3

For lack of a better term, overfit here means a higher discrepancy between train and validation score and non-overfit means a lower discrepancy.

This "dilemma" just showed in neural network model I've recently working on. I trained the network with 10-fold cross-validation and got overfitted model (0.118 score difference):

  • 0.967 accuracy for training set and
  • 0.849 for validation set.

Then, I applied dropout layer with dropout rate of 0.3 after each hidden layer and got "less overfitted" model (0.057 score difference):

  • 0.875 accuracy for training set and
  • 0.818 for validation set

which is supposedly good since have lower discrepancy thus have better reliability for unknown data. The problem is, it has lower validation set score. My uninformed intuition says that no matter how overfitted your model is, validation set score is what matters because it indicates how well your model sees new data, so I choose the first model.

Is that a right intuition? How to go for this situation?

kneejar
  • 33
  • 2

2 Answers2

3

What library are you using? Dropout is used during training to prevent overfitting.

Make sure dropout is not applied for the validation (which is standard for Keras). This could artificially decrease your validation accuracy.

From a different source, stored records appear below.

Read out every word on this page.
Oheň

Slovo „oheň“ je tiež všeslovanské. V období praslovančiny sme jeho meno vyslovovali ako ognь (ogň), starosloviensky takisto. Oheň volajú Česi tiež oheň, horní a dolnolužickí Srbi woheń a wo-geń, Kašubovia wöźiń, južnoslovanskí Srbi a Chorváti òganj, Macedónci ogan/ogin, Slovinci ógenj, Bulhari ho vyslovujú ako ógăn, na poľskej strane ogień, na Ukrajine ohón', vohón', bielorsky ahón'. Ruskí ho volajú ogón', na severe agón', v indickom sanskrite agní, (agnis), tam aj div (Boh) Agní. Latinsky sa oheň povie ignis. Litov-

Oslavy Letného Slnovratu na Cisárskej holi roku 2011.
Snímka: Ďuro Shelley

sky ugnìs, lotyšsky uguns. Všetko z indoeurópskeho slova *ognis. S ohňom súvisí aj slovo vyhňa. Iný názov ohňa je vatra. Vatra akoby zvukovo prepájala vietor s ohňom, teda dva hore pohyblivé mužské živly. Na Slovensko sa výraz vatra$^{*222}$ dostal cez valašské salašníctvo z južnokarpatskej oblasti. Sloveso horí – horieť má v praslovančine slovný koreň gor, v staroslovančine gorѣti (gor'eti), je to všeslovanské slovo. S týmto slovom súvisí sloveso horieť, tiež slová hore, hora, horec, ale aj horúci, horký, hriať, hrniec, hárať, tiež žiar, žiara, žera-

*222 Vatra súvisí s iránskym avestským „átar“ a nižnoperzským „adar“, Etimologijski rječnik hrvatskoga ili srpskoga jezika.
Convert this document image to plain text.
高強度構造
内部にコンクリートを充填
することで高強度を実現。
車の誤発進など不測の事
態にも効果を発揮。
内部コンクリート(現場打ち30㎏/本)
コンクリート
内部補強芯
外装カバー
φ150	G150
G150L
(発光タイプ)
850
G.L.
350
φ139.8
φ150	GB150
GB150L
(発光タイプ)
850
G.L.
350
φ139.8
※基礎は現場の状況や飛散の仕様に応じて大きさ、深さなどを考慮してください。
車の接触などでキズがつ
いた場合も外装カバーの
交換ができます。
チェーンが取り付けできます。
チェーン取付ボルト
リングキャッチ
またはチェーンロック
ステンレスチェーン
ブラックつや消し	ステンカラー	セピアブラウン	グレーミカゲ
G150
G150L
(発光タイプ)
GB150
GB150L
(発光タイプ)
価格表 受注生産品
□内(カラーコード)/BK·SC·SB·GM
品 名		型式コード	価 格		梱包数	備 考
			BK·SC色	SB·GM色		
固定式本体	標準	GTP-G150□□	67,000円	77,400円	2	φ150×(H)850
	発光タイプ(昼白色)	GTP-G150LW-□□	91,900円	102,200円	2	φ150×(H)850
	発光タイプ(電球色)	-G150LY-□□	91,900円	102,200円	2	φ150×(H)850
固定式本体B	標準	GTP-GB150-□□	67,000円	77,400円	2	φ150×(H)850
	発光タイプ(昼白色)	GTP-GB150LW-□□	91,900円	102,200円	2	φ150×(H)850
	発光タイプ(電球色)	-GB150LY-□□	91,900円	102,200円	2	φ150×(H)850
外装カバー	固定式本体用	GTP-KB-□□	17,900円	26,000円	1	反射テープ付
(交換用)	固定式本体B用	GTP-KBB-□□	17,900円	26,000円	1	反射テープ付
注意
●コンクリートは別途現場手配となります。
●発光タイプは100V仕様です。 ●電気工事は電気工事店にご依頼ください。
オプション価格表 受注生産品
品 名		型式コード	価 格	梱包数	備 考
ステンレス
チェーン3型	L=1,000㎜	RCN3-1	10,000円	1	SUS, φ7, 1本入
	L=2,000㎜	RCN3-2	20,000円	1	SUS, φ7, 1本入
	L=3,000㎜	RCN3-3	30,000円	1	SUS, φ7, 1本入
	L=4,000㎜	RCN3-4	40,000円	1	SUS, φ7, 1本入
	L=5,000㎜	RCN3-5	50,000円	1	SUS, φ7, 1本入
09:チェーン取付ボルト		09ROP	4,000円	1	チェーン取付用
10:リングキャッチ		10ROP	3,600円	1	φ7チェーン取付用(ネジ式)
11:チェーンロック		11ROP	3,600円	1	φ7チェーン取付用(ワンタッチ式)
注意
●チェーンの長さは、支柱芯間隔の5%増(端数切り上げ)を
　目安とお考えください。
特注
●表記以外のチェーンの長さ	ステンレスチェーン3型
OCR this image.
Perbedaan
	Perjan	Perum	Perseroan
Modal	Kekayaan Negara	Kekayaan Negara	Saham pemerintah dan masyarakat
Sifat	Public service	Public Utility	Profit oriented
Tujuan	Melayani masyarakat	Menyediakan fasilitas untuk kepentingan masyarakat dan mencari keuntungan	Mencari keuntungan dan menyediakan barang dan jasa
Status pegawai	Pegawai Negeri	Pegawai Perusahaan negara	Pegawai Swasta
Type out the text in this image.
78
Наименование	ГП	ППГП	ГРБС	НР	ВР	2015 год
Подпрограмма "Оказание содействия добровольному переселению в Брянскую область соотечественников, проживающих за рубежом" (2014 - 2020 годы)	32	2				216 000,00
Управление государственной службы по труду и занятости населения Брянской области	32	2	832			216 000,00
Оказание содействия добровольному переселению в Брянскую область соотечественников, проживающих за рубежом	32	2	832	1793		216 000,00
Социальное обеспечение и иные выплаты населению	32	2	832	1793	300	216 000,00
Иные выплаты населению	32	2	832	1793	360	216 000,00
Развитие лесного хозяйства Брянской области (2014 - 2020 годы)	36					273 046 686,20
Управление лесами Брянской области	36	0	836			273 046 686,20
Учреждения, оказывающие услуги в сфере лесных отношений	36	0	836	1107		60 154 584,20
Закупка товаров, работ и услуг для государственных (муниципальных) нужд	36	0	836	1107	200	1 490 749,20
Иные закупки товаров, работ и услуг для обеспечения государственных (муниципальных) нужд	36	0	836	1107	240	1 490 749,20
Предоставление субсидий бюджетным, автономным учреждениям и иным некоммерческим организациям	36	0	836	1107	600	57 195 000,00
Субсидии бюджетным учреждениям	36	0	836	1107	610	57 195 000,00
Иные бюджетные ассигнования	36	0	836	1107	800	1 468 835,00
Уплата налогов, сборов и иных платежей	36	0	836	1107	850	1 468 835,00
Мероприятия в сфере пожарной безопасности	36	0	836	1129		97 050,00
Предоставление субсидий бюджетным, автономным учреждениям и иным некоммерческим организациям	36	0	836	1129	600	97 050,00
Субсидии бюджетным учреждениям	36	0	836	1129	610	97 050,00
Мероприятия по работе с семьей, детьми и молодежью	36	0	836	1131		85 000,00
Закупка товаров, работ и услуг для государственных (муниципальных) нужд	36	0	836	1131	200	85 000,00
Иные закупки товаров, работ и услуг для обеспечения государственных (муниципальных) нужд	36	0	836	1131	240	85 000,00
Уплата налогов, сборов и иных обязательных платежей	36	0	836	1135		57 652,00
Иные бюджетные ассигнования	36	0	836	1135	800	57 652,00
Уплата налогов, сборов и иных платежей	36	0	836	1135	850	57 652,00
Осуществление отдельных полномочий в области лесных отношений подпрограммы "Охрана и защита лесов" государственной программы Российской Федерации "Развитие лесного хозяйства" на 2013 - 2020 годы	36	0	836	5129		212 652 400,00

Also, accuracy is a bad metric to evaluate your performance. See this answer to find out why. Try ROC-AUC to evaluate your model performance.

PascalIv
  • 432
  • 2
  • 8
2

TLDR: I think you can do that as long as you understand why this is happening.

I think first you should be really sure your validation set is not in any way polluted by your training data. This sometimes can happen very indirect- in that case you would still be at risk. Otherwise there is nothing fundamentally wrong with using an overtrained predictor that still generalizes good enough.

Think about examples like the Titanic dataset. Its pretty small so it's not hard to learn all survivors in your training sample but still getting the general trend right.

Another point you should consider is how big your samples are. If they are small (maybe a few hundred datapoints) you could also observe statistical noise that can be quite large.

El Burro
  • 800
  • 1
  • 4
  • 12